Le discours royal du Trône prononcé samedi 30 juillet 2023 n’a rien d’une allocution de circonstance. C’est un discours de la méthode. Qui devrait faire date dans l’histoire des messages à la Nation de Mohammed VI. Après une série de chantiers structurants, de rappels des principes, d’appels à la mobilisation civile et citoyenne à l’adresse de tous et après des bilans critiques réitérés à l’adresse des élites gouvernementales, politiques et économiques, le Souverain s’est attaqué cette fois à la racine profonde de nos dysfonctionnements collectifs : le sérieux dans l’action et son préalable: la culture de la responsabilité. A partir de cette valeur cardinale qu’est le sérieux, le souverain a dessiné les contours du Maroc qui gagne, à l’image de l’exploit historique de ses Lions de l’Atlas lors du mondial du Qatar, le Maroc capable de relever les défis de développement futurs. « Le sérieux que Nous exaltons n’est pas un terme vide de sens, de portée purement formelle. C’est, au contraire, un concept intégré qui recouvre un ensemble d’idéaux et de principes opératoires », a expliqué le chef de l’Etat.
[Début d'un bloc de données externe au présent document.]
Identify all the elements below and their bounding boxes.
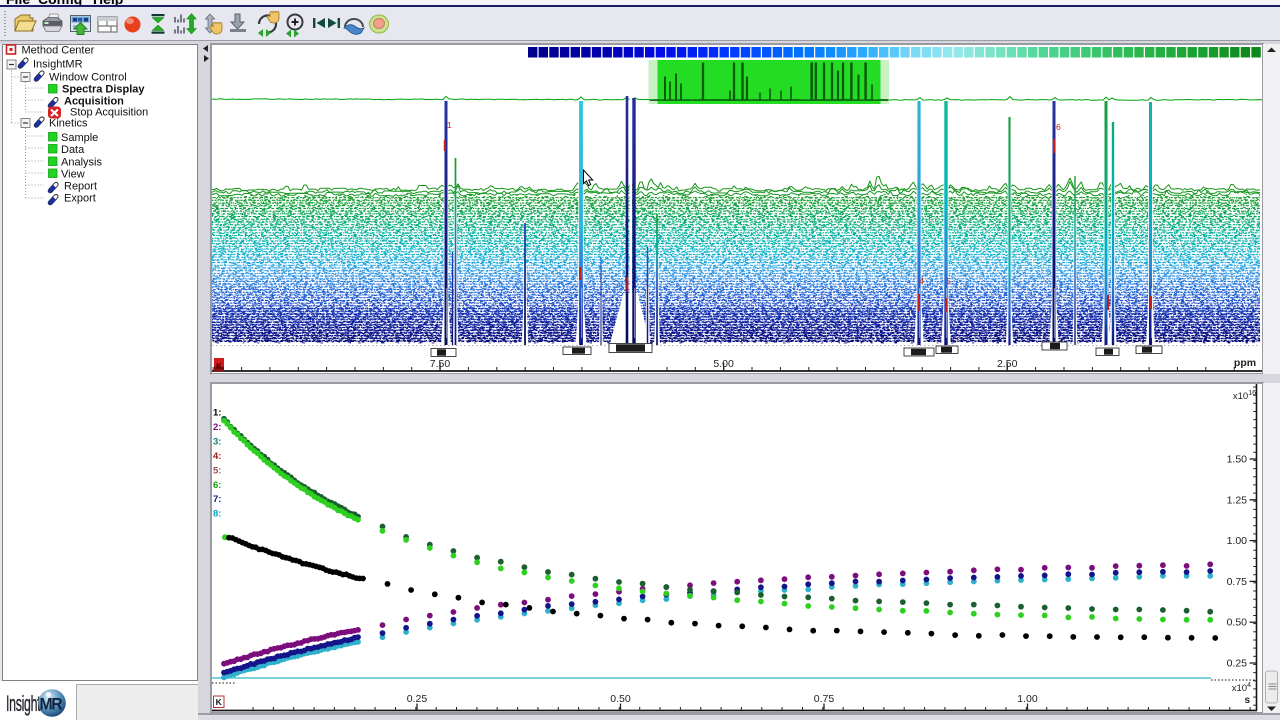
svg-text:0.75: 0.75 <box>814 693 835 705</box>
svg-text:1.00: 1.00 <box>1227 535 1248 547</box>
svg-text:s: s <box>1244 695 1250 706</box>
svg-text:0.25: 0.25 <box>407 693 428 705</box>
svg-text:6:: 6: <box>213 480 221 491</box>
svg-text:2:: 2: <box>213 422 221 433</box>
svg-text:1.25: 1.25 <box>1227 494 1248 506</box>
svg-text:4:: 4: <box>213 451 221 462</box>
svg-text:0.75: 0.75 <box>1227 576 1248 588</box>
svg-text:0.25: 0.25 <box>1227 658 1248 670</box>
svg-text:1:: 1: <box>213 408 221 419</box>
svg-text:1.00: 1.00 <box>1017 693 1038 705</box>
svg-text:0.50: 0.50 <box>610 693 631 705</box>
svg-text:1.50: 1.50 <box>1227 454 1248 466</box>
svg-text:x104: x104 <box>1232 682 1251 694</box>
svg-text:5:: 5: <box>213 465 221 476</box>
svg-text:x1016: x1016 <box>1233 390 1256 402</box>
svg-text:8:: 8: <box>213 509 221 520</box>
svg-text:0.50: 0.50 <box>1227 617 1248 629</box>
svg-text:K: K <box>216 697 223 707</box>
svg-text:3:: 3: <box>213 436 221 447</box>
svg-text:7:: 7: <box>213 494 221 505</box>
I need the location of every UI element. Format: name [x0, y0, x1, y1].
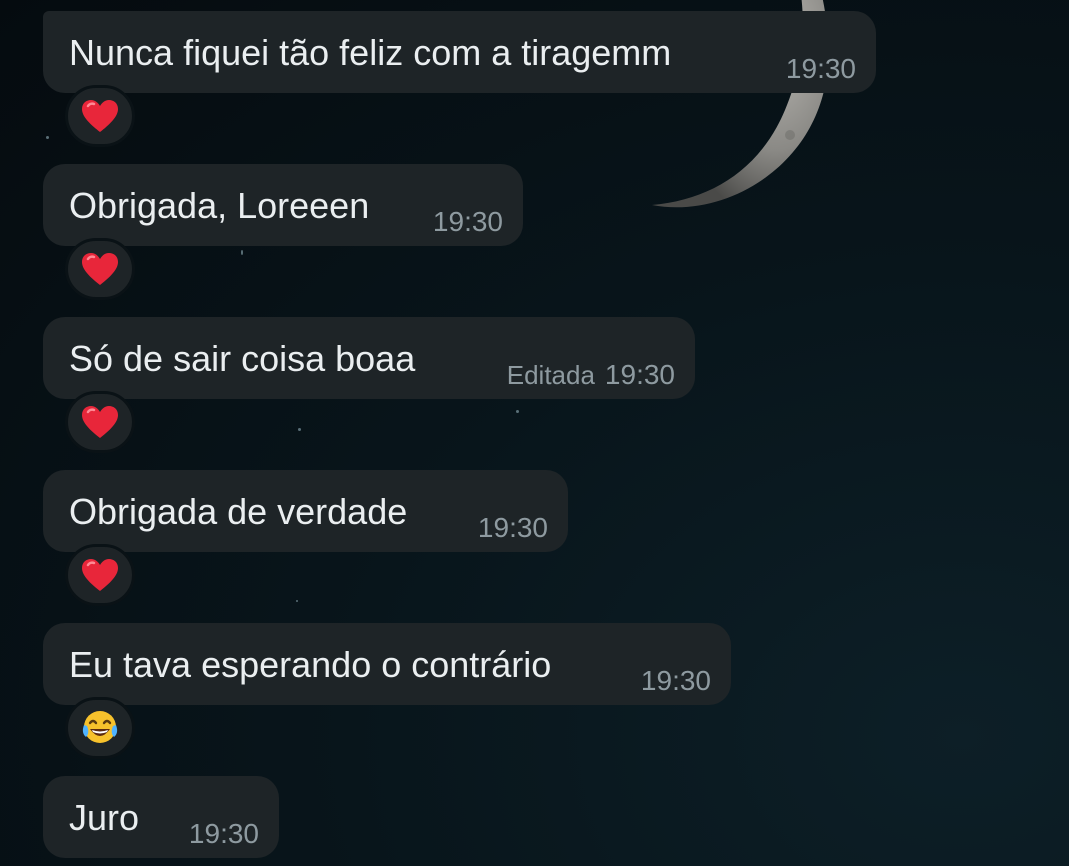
- reaction-heart[interactable]: [65, 391, 135, 453]
- message-bubble[interactable]: Só de sair coisa boaa Editada 19:30: [43, 317, 695, 399]
- message-meta: 19:30: [189, 818, 259, 850]
- reaction-heart[interactable]: [65, 85, 135, 147]
- message-meta: 19:30: [641, 665, 711, 697]
- message-text: Obrigada, Loreeen: [69, 185, 370, 226]
- message-text: Só de sair coisa boaa: [69, 338, 416, 379]
- message-bubble[interactable]: Eu tava esperando o contrário 19:30: [43, 623, 731, 705]
- message-text: Nunca fiquei tão feliz com a tiragemm: [69, 32, 672, 73]
- message-time: 19:30: [188, 818, 259, 849]
- message-text: Obrigada de verdade: [69, 491, 408, 532]
- message-time: 19:30: [604, 359, 675, 390]
- message-time: 19:30: [640, 665, 711, 696]
- red-heart-icon: [82, 559, 118, 591]
- message-meta: 19:30: [478, 512, 548, 544]
- message-list: Nunca fiquei tão feliz com a tiragemm 19…: [43, 11, 1069, 858]
- face-with-tears-of-joy-icon: [82, 711, 118, 743]
- message[interactable]: Obrigada, Loreeen 19:30: [43, 164, 1069, 300]
- message[interactable]: Obrigada de verdade 19:30: [43, 470, 1069, 606]
- red-heart-icon: [82, 406, 118, 438]
- message-time: 19:30: [785, 53, 856, 84]
- message-text: Eu tava esperando o contrário: [69, 644, 552, 685]
- message-text: Juro: [69, 797, 140, 838]
- message-bubble[interactable]: Nunca fiquei tão feliz com a tiragemm 19…: [43, 11, 876, 93]
- message-bubble[interactable]: Obrigada, Loreeen 19:30: [43, 164, 523, 246]
- edited-label: Editada: [506, 360, 595, 390]
- message-time: 19:30: [432, 206, 503, 237]
- message-time: 19:30: [477, 512, 548, 543]
- red-heart-icon: [82, 100, 118, 132]
- message-bubble[interactable]: Obrigada de verdade 19:30: [43, 470, 568, 552]
- message-meta: 19:30: [786, 53, 856, 85]
- message[interactable]: Só de sair coisa boaa Editada 19:30: [43, 317, 1069, 453]
- message[interactable]: Juro 19:30: [43, 776, 1069, 858]
- message[interactable]: Nunca fiquei tão feliz com a tiragemm 19…: [43, 11, 1069, 147]
- message-meta: Editada 19:30: [507, 359, 675, 391]
- reaction-laugh[interactable]: [65, 697, 135, 759]
- reaction-heart[interactable]: [65, 238, 135, 300]
- reaction-heart[interactable]: [65, 544, 135, 606]
- red-heart-icon: [82, 253, 118, 285]
- message[interactable]: Eu tava esperando o contrário 19:30: [43, 623, 1069, 759]
- message-meta: 19:30: [433, 206, 503, 238]
- message-bubble[interactable]: Juro 19:30: [43, 776, 279, 858]
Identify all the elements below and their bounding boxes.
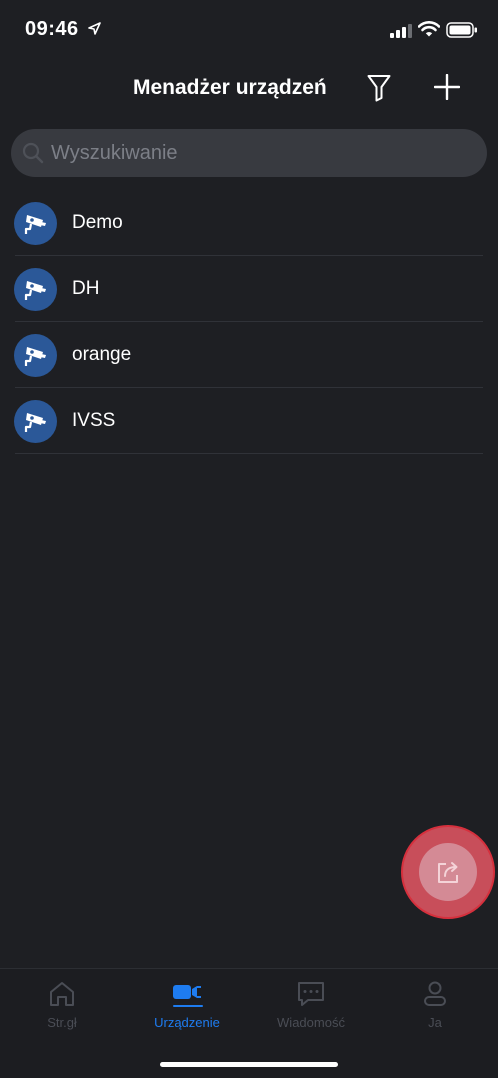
tab-home[interactable]: Str.gł <box>7 979 117 1039</box>
user-icon <box>424 981 446 1006</box>
device-name: orange <box>72 344 132 365</box>
add-device-button[interactable] <box>430 70 464 104</box>
location-arrow-icon <box>88 22 101 40</box>
tab-label: Wiadomość <box>277 1015 345 1030</box>
status-time: 09:46 <box>25 18 79 40</box>
device-avatar <box>14 202 57 245</box>
battery-icon <box>446 22 478 43</box>
tab-me[interactable]: Ja <box>380 979 490 1039</box>
active-tab-indicator <box>173 1005 203 1007</box>
device-name: DH <box>72 278 100 299</box>
device-name: Demo <box>72 212 123 233</box>
message-icon <box>298 982 324 1006</box>
cctv-camera-icon <box>24 346 46 366</box>
tab-label: Ja <box>428 1015 442 1030</box>
status-bar: 09:46 <box>0 0 498 60</box>
device-item-dh[interactable]: DH <box>0 256 498 322</box>
device-item-demo[interactable]: Demo <box>0 190 498 256</box>
cctv-camera-icon <box>24 214 46 234</box>
tab-label: Urządzenie <box>154 1015 220 1030</box>
device-manager-screen: 09:46 Menadżer urządzeń Wyszukiwanie Dem… <box>0 0 498 1078</box>
tab-messages[interactable]: Wiadomość <box>256 979 366 1039</box>
device-name: IVSS <box>72 410 116 431</box>
cctv-camera-icon <box>24 280 46 300</box>
device-item-ivss[interactable]: IVSS <box>0 388 498 454</box>
wifi-icon <box>417 21 441 43</box>
share-icon <box>438 862 458 883</box>
device-avatar <box>14 400 57 443</box>
share-fab-inner <box>419 843 477 901</box>
home-indicator[interactable] <box>160 1062 338 1067</box>
tab-devices[interactable]: Urządzenie <box>132 979 242 1039</box>
device-avatar <box>14 268 57 311</box>
cellular-signal-icon <box>390 24 412 43</box>
filter-icon <box>367 75 391 102</box>
list-divider <box>15 453 483 454</box>
cctv-camera-icon <box>24 412 46 432</box>
tab-label: Str.gł <box>47 1015 77 1030</box>
share-fab-button[interactable] <box>401 825 495 919</box>
filter-button[interactable] <box>362 71 396 105</box>
header: Menadżer urządzeń <box>0 60 498 118</box>
search-input[interactable] <box>51 129 471 177</box>
device-item-orange[interactable]: orange <box>0 322 498 388</box>
plus-icon <box>434 74 460 100</box>
device-list: Demo DH orange IVSS <box>0 190 498 454</box>
device-avatar <box>14 334 57 377</box>
search-bar[interactable] <box>11 129 487 177</box>
page-title: Menadżer urządzeń <box>133 76 327 99</box>
home-icon <box>50 982 74 1006</box>
search-icon <box>21 141 45 170</box>
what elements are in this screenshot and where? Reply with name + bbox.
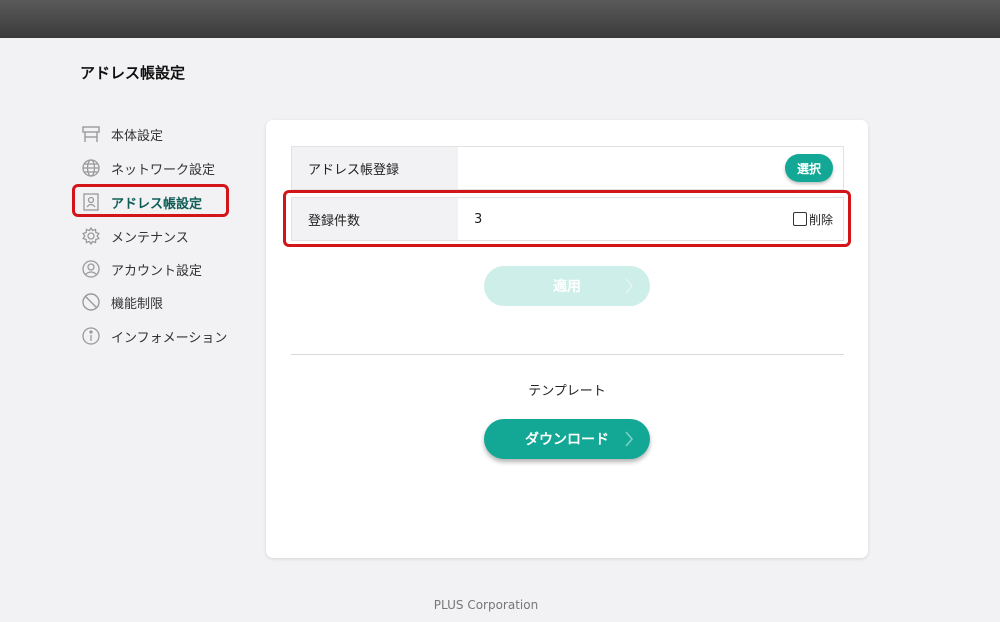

Les Marocains connaissent la valeur capitale du sérieux et un adage bien de chez nous le souligne clairement : « seul le sérieux est durable ». Le sérieux par opposition à la négligence, à la procrastination, aux faux-semblants, aux manœuvres et la supercherie. Devenu une denrée rare par les temps qui courent, le sérieux va généralement de pair avec la Niyya (la bonne foi, l’intégrité, la force de l’intention) popularisée par le coach Walid Regragui dont les joueurs « ont offert les plus belles images de ferveur patriotique, d’unité et de cohésion familiale et populaire et ils Nous ont rendu particulièrement fier, ainsi que l’ensemble du peuple marocain ». Si le sérieux, El Maakoul en darija, est un long chemin, certes souvent semé d’embûches de toutes sortes, mais qui mène à nul autre pareil à la réussite. Il a pour conditions, au plan individuel, la persévérance et la détermination et au plan collectif l’exigence, la clarté et le respect des principes et des règles suprêmes, non négociables, institutionnelles, politiques et comportementales, au service de l’intérêt général et de la cohésion sociale et nationale.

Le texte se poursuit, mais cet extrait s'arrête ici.